Edinburgh Investment Trust (EDIN)
Results analysis from Kepler Trust Intelligence
Edinburgh Investment Trust (EDIN) has published its half year results covering six months to the end of September 2023. Over this period, the trust saw NAV total returns of 4.5% and a share price total return of 3.3%, which compares favourably to the FTSE All-Share Index total return of 1.4%. Performance since James de Uphaugh and Chris Field became managers in March 2020 has been impressive, with NAV total returns increasing 73.3%, comfortably ahead of the 49.5% total return from the FTSE All-Share.
Both James and Chris have announced their retirement from the industry, though James will continue managing EDIN until February 2024. From then, Imran Sattar, another seasoned investor at Liontrust, will become the lead manager of EDIN, with the message moving forward being one of continuity.
These are good results for Edinburgh Investment Trust (EDIN), with NAV total returns comfortably ahead of the index, contributing to the strong track record since the change of management in March 2020.
Over his time as manager, James placed a particular emphasis on total return, seeking out companies offering both a growing dividend over time and some capital growth, preferring not to prioritise one over the other or get stuck chasing a higher yield. This is something Imran is set to continue with when he takes over. James also didn't want to be wedded to one single investment style, instead preferring a balance of stocks that offer above-average earnings potential as well as some latent recovery, something that underpins his total return approach. As the chair notes above, a primary driver of the outperformance has come from the managers' approach to stock selection and is evidenced by a number of different stocks, with multiple drivers of returns, contributing to returns, including Centrica and Marks & Spencer.

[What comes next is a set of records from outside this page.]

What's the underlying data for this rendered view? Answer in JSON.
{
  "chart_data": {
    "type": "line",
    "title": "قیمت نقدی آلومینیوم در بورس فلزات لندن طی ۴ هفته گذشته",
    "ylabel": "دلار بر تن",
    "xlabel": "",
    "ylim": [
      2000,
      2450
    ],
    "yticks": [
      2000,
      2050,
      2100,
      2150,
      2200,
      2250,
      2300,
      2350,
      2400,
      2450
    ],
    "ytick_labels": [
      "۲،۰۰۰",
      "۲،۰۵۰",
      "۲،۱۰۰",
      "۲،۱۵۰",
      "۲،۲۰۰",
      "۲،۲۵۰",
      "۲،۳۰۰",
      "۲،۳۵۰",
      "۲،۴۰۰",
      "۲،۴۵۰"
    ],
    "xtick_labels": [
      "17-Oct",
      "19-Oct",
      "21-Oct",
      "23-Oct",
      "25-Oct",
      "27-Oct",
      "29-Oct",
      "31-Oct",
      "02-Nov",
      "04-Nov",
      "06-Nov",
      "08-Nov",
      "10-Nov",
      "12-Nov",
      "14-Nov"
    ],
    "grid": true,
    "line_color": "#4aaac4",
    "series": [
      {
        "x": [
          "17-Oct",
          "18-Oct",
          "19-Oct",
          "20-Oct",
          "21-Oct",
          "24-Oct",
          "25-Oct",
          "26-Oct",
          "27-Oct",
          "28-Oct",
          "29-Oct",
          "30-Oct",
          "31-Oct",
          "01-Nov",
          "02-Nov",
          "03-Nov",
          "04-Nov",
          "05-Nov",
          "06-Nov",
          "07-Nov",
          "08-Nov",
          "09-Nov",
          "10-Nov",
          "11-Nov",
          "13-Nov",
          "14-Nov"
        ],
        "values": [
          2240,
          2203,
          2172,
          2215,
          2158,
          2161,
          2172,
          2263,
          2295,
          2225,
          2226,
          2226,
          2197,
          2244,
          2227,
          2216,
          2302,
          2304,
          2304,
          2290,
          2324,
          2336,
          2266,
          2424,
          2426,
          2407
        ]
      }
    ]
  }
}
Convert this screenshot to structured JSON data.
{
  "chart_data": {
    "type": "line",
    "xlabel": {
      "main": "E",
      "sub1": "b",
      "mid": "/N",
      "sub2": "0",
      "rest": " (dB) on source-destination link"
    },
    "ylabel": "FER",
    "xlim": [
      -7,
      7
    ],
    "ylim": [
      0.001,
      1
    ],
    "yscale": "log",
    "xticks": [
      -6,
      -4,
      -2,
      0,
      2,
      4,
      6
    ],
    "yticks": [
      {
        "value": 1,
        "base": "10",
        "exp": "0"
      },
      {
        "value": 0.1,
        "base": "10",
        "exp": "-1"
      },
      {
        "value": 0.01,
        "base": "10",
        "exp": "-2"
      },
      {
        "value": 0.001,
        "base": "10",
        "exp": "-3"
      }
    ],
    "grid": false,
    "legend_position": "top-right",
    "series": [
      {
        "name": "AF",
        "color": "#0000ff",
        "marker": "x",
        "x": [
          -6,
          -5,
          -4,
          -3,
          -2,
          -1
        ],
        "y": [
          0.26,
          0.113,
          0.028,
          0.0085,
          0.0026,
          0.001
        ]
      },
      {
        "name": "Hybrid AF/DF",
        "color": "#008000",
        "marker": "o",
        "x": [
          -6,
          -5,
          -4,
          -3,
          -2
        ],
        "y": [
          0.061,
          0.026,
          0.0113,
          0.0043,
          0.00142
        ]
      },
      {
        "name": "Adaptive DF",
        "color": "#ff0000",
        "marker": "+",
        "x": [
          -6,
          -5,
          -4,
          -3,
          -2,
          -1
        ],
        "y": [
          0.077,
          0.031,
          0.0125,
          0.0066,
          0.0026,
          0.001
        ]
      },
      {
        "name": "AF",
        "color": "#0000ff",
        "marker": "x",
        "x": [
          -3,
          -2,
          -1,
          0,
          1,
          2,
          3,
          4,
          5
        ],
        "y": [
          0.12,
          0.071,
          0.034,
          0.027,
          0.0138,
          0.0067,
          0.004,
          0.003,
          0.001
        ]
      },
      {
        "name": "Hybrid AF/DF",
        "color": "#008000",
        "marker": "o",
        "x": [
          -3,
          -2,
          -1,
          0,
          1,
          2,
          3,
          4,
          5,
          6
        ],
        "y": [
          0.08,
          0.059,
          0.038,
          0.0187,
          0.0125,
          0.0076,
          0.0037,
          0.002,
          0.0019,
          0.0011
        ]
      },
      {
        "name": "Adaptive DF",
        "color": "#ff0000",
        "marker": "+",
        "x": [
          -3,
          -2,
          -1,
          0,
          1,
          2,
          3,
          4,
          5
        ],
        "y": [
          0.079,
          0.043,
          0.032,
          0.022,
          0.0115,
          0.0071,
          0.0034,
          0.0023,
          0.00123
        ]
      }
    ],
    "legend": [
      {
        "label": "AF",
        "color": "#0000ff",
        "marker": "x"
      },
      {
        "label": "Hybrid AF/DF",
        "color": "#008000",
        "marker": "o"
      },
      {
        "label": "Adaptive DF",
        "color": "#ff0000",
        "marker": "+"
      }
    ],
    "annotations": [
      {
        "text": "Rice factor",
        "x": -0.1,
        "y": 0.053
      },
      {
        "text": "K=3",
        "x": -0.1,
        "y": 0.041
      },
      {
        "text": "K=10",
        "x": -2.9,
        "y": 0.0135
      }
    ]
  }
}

Overall, we think EDIN offers investors exposure to good quality companies, across a diverse range of sectors with the potential for earnings growth which should feed into rising dividends. In our view it's well positioned to be a core holding for investors seeking a balance between capital growth, current income and income growth, and the managers' focus on identifying multiple drivers of growth should help reduce the risk of the portfolio, which we think is positive given the uncertain nature of the current economic backdrop. If the strong run of performance continues and dividends continue to grow year-on-year, then we also think there is clear potential for the discount to narrow, which could also provide an extra kicker to shareholder returns.